As stated many times...I'm fully vaccinated with Moderna and I don't believe in Vaccine Mandates. The latter...there are incentive ways (it begins with better education about vaccines to then progress to rewards) to encourage people to get vaccinated without forcing it upon them. Yet, right now...I don't trust a Covid booster shot. I just don't think it is needed except for those that are immunocompromise. In contrast, there are people that have already had a Covid booster shot via a private Doctor when they are not immunocompromise. This could give rise to a Variant of Concern. Simply, I'm good with the effectiveness of Moderna to prevent Hospitalization, ICU admission or Death if I were to have a breakthrough infection. I will treat Covid boosters the same way I do the FLU vaccine...I will take it when Covid vaccines has wane low enough to make me concern. Thus, I may get a Covid booster shot the fall of next year...a timeline in which I may become concern about Moderna waning enough in its effectiveness. Note: I'm not talking the efficacy to prevent infection. I'm talking about the effectiveness to prevent severe Covid illness. Last of all, I'm not worried about ADE and here's why... ADE is when a disease is made worse or more severe in a person who was already exposed to the virus through a previous infection or vaccination compared to people who were never exposed or vaccinated. Antibody-dependent enhancement (ADE) has not been identified as a concern related to SARS-CoV-2 infection or following COVID-19 vaccination. Here are reasons indicating why ADE will not be a concern: First, most people have been infected with other coronaviruses in their lifetime, and ADE has not been identified as a result of these infections. Second, in human studies, people previously infected with coronavirus were infected with different types of coronavirus, and they did not experience enhanced disease. Third, experimental animals vaccinated against SARS-CoV-2 did not develop enhanced disease when challenged, or infected, with the virus. Finally, when people with COVID-19 received plasma containing SARS-CoV-2 antibodies, they did not experience enhanced disease. For these reasons, ADE is not expected to be a concern for SARS-CoV-2 infections or vaccination. https://immunizebc.ca/ask-us/questi...dy-dependent-enhancement-ade-covid-19-disease wrbtrader
FDA votes 16-2 against Pfizer booster shot. Listening to Fox. They (FDA) may revise their position in regards to elderly and at risk. https://www.foxnews.com/health/fda-panel-pfizer-covid-19-vaccine-booster
18-0 in favor of boosters for persons 65+ years old and persons at high risk, which is about half Americans.

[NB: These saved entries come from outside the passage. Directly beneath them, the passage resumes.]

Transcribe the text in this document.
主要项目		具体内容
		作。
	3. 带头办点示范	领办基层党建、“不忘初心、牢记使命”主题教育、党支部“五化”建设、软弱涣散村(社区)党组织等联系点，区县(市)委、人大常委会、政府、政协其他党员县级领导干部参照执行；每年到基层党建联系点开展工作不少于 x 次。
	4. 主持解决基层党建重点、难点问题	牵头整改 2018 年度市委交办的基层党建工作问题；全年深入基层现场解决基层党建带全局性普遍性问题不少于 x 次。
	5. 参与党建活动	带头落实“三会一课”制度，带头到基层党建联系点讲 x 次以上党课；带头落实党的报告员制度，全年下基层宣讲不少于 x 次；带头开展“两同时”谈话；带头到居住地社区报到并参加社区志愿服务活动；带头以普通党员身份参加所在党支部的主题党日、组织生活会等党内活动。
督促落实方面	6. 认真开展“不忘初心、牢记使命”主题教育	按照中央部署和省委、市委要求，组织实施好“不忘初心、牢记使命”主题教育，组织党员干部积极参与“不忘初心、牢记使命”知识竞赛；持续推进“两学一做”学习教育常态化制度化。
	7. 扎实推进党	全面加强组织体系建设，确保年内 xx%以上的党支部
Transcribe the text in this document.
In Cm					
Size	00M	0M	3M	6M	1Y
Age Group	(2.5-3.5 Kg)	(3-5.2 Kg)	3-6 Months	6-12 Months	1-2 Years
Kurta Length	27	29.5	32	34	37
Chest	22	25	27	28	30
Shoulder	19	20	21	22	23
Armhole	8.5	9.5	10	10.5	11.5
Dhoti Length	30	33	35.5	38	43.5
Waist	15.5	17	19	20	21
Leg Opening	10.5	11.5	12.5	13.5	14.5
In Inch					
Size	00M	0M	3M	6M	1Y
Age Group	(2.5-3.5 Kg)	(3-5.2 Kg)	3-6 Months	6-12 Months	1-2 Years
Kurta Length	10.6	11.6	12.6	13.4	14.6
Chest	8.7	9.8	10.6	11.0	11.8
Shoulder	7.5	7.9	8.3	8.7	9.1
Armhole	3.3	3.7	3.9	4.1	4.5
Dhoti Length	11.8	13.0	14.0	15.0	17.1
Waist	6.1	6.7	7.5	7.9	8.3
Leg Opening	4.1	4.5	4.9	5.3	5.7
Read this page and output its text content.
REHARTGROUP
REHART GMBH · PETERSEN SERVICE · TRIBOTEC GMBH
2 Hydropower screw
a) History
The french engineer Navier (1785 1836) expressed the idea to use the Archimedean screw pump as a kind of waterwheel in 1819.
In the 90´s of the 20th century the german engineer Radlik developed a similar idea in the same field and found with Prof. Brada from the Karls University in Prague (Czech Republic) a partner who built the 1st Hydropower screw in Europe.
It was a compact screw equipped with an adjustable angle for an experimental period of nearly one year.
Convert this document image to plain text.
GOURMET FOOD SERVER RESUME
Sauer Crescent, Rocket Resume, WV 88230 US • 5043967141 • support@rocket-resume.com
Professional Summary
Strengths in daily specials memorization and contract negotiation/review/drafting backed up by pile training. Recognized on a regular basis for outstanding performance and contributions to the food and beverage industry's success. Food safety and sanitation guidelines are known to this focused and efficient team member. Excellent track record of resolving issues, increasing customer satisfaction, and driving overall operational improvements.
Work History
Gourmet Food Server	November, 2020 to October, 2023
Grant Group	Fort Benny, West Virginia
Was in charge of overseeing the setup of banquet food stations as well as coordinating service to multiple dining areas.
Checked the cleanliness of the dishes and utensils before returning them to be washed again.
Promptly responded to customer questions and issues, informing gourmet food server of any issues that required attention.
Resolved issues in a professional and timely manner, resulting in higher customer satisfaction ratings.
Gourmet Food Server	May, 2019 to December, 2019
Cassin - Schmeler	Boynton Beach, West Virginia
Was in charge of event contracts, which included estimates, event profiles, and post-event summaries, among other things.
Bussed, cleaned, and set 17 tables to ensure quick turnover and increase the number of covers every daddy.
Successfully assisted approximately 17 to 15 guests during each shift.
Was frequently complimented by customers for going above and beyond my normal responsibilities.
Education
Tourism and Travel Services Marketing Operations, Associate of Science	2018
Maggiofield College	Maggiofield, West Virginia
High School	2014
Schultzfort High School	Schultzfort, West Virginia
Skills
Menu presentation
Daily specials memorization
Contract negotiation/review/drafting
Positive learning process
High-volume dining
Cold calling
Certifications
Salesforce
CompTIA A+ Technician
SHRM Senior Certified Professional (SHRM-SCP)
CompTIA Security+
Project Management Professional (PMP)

According to the news "the panel indicated they were likely to take a second vote Friday afternoon on recommending the booster shots for older Americans and other high-risk groups." I can see the value in allowing this -- but still the FDA/CDC has conflicting data of various quality from multitple sources at this point. I think they may say they need more data before approving for both older Americans and all high-risk comorbidity groups. They may simple go ahead and allow boosters for over age 75. This get back to the reality is that they really should test people for their personal level of Covid antibodies before providing a booster. If they don't have sufficient antibody levels to stop reinfection then allow them to get a booster.
FDA Advisory Board stated there just wasn't enough data (evidence) that a Covid booster shot was needed for people that were 16 years and older. Yet, I don't know what they meant about voting "amending question" for another vote at a later date. https://www.cnn.com/2021/09/17/health/us-coronavirus-friday/index.html Overall, hospitals are not at capacity levels (I think about 30% overall although many hospitals in the southern states are near capacity levels) plus the effectiveness has not wane enough in the Covid Pfizer vaccines. FDA vote today was about Pfizer Covid vaccines. I'm glad because I had a problem with the Politics getting ahead of Science because the CDC doesn't even address the booster issue until next week or maybe next month along with the fact the CDC has conflicting data to what the FDC has. Simply, people under 60 do not need a booster. Also, Canada has already decided last month I think that there was not enough data (evidence) for the need of a Covid booster shot. wrbtrader
An F.D.A. panel recommended a Pfizer Covid booster for those 65 or older or at high risk, after earlier voting not to recommend it for younger people Although the F.D.A. is not obliged to follow its advisory committee’s recommendations, it typically does. The agency will likely make a decision by early next week. Friday, September 17, 2021 https://www.nytimes.com/2021/09/17/us/politics/fda-booster-shots-meeting-covid.html So 65 & older and the those at high-risk with comorbidities in the U.S. will likely get a booster.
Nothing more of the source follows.